Unrest over gaur attacks
The Hindu
Wild gaur, which is often treated as a non-risky wild animal, has suddenly emerged as a dreaded beast. The presence of the animal is now sufficient to trigger fear and panic in human habitations close to forest areas
Purathel Chacko, a septuagenarian of Kanamala, near Kottayam, was scanning the headlines of a newspaper on his veranda when he heard a shuffling sound a few yards from his home.
He never knew he was dicing with death when he stepped out of his house. Death came in the form of a wild gaur that came charging down. The animal struck a fatal blow with its horn before Chacko could run for cover. He was the second victim to fall before the beast last Friday. In the early hours of the day, the gaur gored Thomas Antony, 63, to death at his rubber plantation.
The day turned out to be the bloodiest in the recent history of human-wildlife conflict in the State as one more person fell prey to a gaur attack. Samuel Varghese, 64, of Ayur near Kollam, was the third person to be killed by a gaur on the day.
A few days later, Vellappankunju, 55, was seriously injured in another case of gaur attack at a tribal colony, near Kuttampuzha, in Ernakulam district.
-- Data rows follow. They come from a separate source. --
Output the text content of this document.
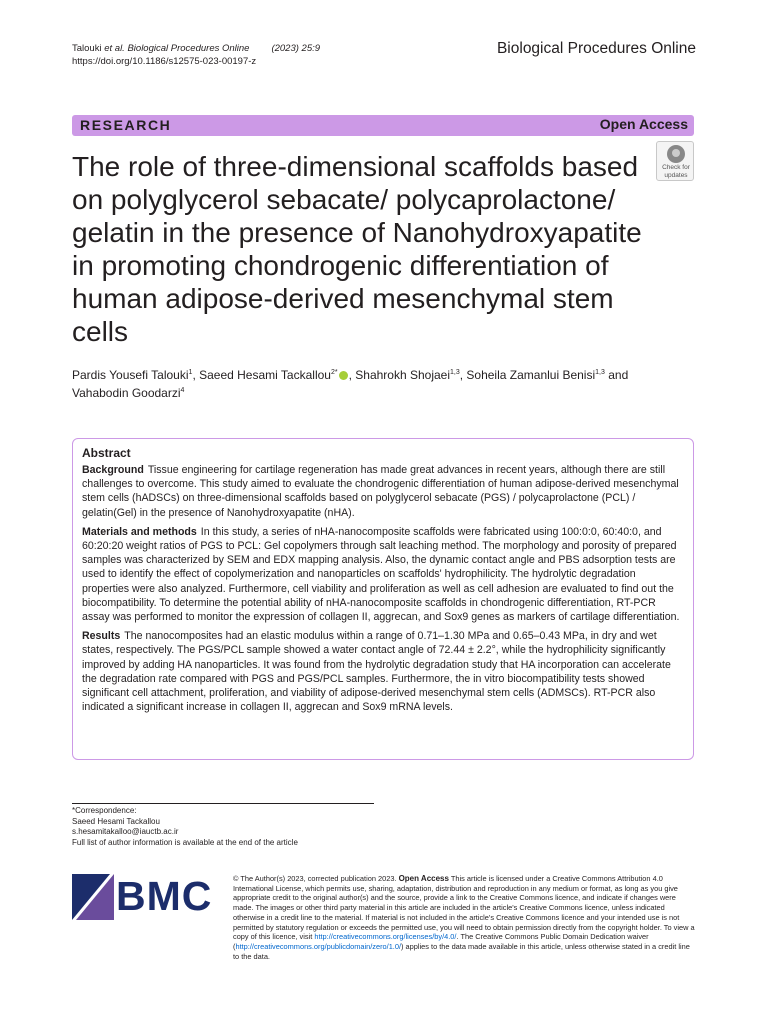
Talouki et al. Biological Procedures Online (2023) 25:9
https://doi.org/10.1186/s12575-023-00197-z
Biological Procedures Online
RESEARCH	Open Access
The role of three-dimensional scaffolds based on polyglycerol sebacate/ polycaprolactone/ gelatin in the presence of Nanohydroxyapatite in promoting chondrogenic differentiation of human adipose-derived mesenchymal stem cells
Check for
updates
Pardis Yousefi Talouki$^1$, Saeed Hesami Tackallou$^{2*}$ , Shahrokh Shojaei$^{1,3}$, Soheila Zamanlui Benisi$^{1,3}$ and
Vahabodin Goodarzi$^4$
Abstract

Background Tissue engineering for cartilage regeneration has made great advances in recent years, although there are still challenges to overcome. This study aimed to evaluate the chondrogenic differentiation of human adipose-derived mesenchymal stem cells (hADSCs) on three-dimensional scaffolds based on polyglycerol sebacate (PGS) / polycaprolactone (PCL) / gelatin(Gel) in the presence of Nanohydroxyapatite (nHA).

Materials and methods In this study, a series of nHA-nanocomposite scaffolds were fabricated using 100:0:0, 60:40:0, and 60:20:20 weight ratios of PGS to PCL: Gel copolymers through salt leaching method. The morphology and porosity of prepared samples was characterized by SEM and EDX mapping analysis. Also, the dynamic contact angle and PBS adsorption tests are used to identify the effect of copolymerization and nanoparticles on scaffolds' hydrophilicity. The hydrolytic degradation properties were also analyzed. Furthermore, cell viability and proliferation as well as cell adhesion are evaluated to find out the biocompatibility. To determine the potential ability of nHA-nanocomposite scaffolds in chondrogenic differentiation, RT-PCR assay was performed to monitor the expression of collagen II, aggrecan, and Sox9 genes as markers of cartilage differentiation.

Results The nanocomposites had an elastic modulus within a range of 0.71–1.30 MPa and 0.65–0.43 MPa, in dry and wet states, respectively. The PGS/PCL sample showed a water contact angle of 72.44 ± 2.2°, while the hydrophilicity significantly improved by adding HA nanoparticles. It was found from the hydrolytic degradation study that HA incorporation can accelerate the degradation rate compared with PGS and PGS/PCL samples. Furthermore, the in vitro biocompatibility tests showed significant cell attachment, proliferation, and viability of adipose-derived mesenchymal stem cells (ADMSCs). RT-PCR also indicated a significant increase in collagen II, aggrecan and Sox9 mRNA levels.

*Correspondence:
Saeed Hesami Tackallou
s.hesamitakalloo@iauctb.ac.ir
Full list of author information is available at the end of the article
BMC	© The Author(s) 2023, corrected publication 2023. Open Access This article is licensed under a Creative Commons Attribution 4.0 International License, which permits use, sharing, adaptation, distribution and reproduction in any medium or format, as long as you give appropriate credit to the original author(s) and the source, provide a link to the Creative Commons licence, and indicate if changes were made. The images or other third party material in this article are included in the article's Creative Commons licence, unless indicated otherwise in a credit line to the material. If material is not included in the article's Creative Commons licence and your intended use is not permitted by statutory regulation or exceeds the permitted use, you will need to obtain permission directly from the copyright holder. To view a copy of this licence, visit http://creativecommons.org/licenses/by/4.0/. The Creative Commons Public Domain Dedication waiver (http://creativecommons.org/publicdomain/zero/1.0/) applies to the data made available in this article, unless otherwise stated in a credit line to the data.
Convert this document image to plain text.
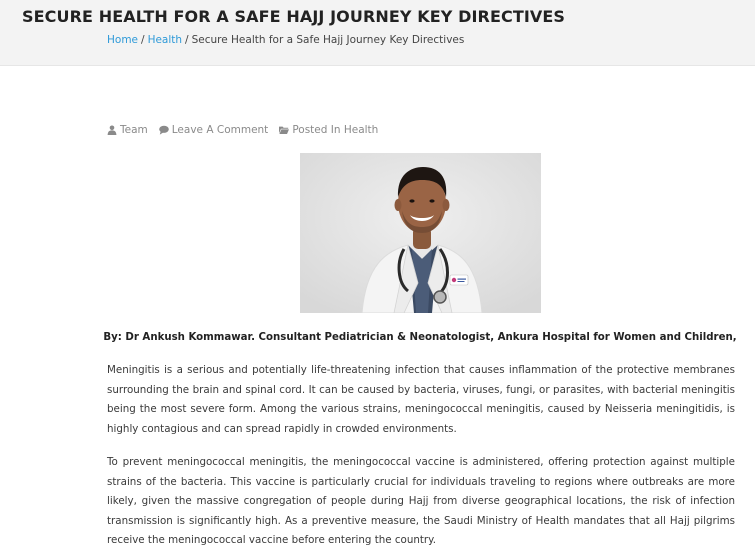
SECURE HEALTH FOR A SAFE HAJJ JOURNEY KEY DIRECTIVES
Home / Health / Secure Health for a Safe Hajj Journey Key Directives
Team Leave A Comment Posted In Health

By: Dr Ankush Kommawar. Consultant Pediatrician & Neonatologist, Ankura Hospital for Women and Children,

Meningitis is a serious and potentially life-threatening infection that causes inflammation of the protective membranes
surrounding the brain and spinal cord. It can be caused by bacteria, viruses, fungi, or parasites, with bacterial meningitis
being the most severe form. Among the various strains, meningococcal meningitis, caused by Neisseria meningitidis, is
highly contagious and can spread rapidly in crowded environments.
To prevent meningococcal meningitis, the meningococcal vaccine is administered, offering protection against multiple
strains of the bacteria. This vaccine is particularly crucial for individuals traveling to regions where outbreaks are more
likely, given the massive congregation of people during Hajj from diverse geographical locations, the risk of infection
transmission is significantly high. As a preventive measure, the Saudi Ministry of Health mandates that all Hajj pilgrims
receive the meningococcal vaccine before entering the country.
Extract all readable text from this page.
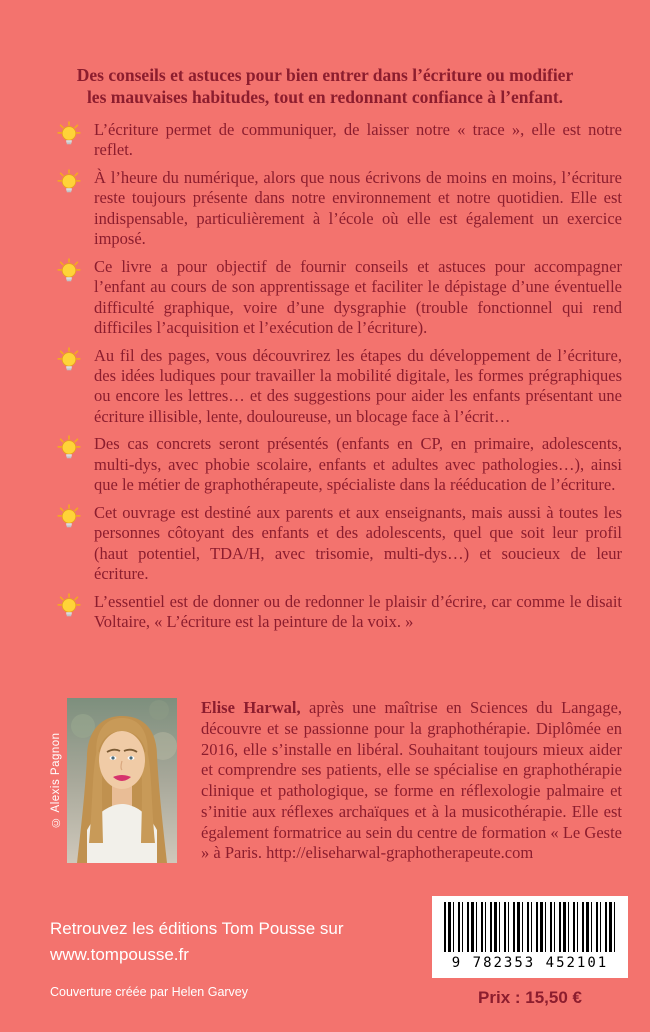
Des conseils et astuces pour bien entrer dans l’écriture ou modifier les mauvaises habitudes, tout en redonnant confiance à l’enfant.

L’écriture permet de communiquer, de laisser notre « trace », elle est notre reflet.

À l’heure du numérique, alors que nous écrivons de moins en moins, l’écriture reste toujours présente dans notre environnement et notre quotidien. Elle est indispensable, particulièrement à l’école où elle est également un exercice imposé.

Ce livre a pour objectif de fournir conseils et astuces pour accompagner l’enfant au cours de son apprentissage et faciliter le dépistage d’une éventuelle difficulté graphique, voire d’une dysgraphie (trouble fonctionnel qui rend difficiles l’acquisition et l’exécution de l’écriture).

Au fil des pages, vous découvrirez les étapes du développement de l’écriture, des idées ludiques pour travailler la mobilité digitale, les formes prégraphiques ou encore les lettres… et des suggestions pour aider les enfants présentant une écriture illisible, lente, douloureuse, un blocage face à l’écrit…

Des cas concrets seront présentés (enfants en CP, en primaire, adolescents, multi-dys, avec phobie scolaire, enfants et adultes avec pathologies…), ainsi que le métier de graphothérapeute, spécialiste dans la rééducation de l’écriture.

Cet ouvrage est destiné aux parents et aux enseignants, mais aussi à toutes les personnes côtoyant des enfants et des adolescents, quel que soit leur profil (haut potentiel, TDA/H, avec trisomie, multi-dys…) et soucieux de leur écriture.

L’essentiel est de donner ou de redonner le plaisir d’écrire, car comme le disait Voltaire, « L’écriture est la peinture de la voix. »

© Alexis Pagnon

Elise Harwal, après une maîtrise en Sciences du Langage, découvre et se passionne pour la graphothérapie. Diplômée en 2016, elle s’installe en libéral. Souhaitant toujours mieux aider et comprendre ses patients, elle se spécialise en graphothérapie clinique et pathologique, se forme en réflexologie palmaire et s’initie aux réflexes archaïques et à la musicothérapie. Elle est également formatrice au sein du centre de formation « Le Geste » à Paris. http://eliseharwal-graphotherapeute.com

Retrouvez les éditions Tom Pousse sur
www.tompousse.fr
Couverture créée par Helen Garvey
9 782353 452101
Prix : 15,50 €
Wild gaur, which is often treated as a non-risky wild animal, has suddenly emerged as a dreaded beast. The presence of the animal is now sufficient to trigger fear and panic in human habitations close to forest areas.
The four back-to-back cases of gaur attack have put the Forest department and the State government on the back foot as the incidents triggered waves of unrest in different parts of the State.
The gaur-human conflict evolved at a time when the Forest department had partially succeeded in addressing the issue involving Arikompan, a tusker that habitually raided ration shops for feeding on rice, by translocating the animal.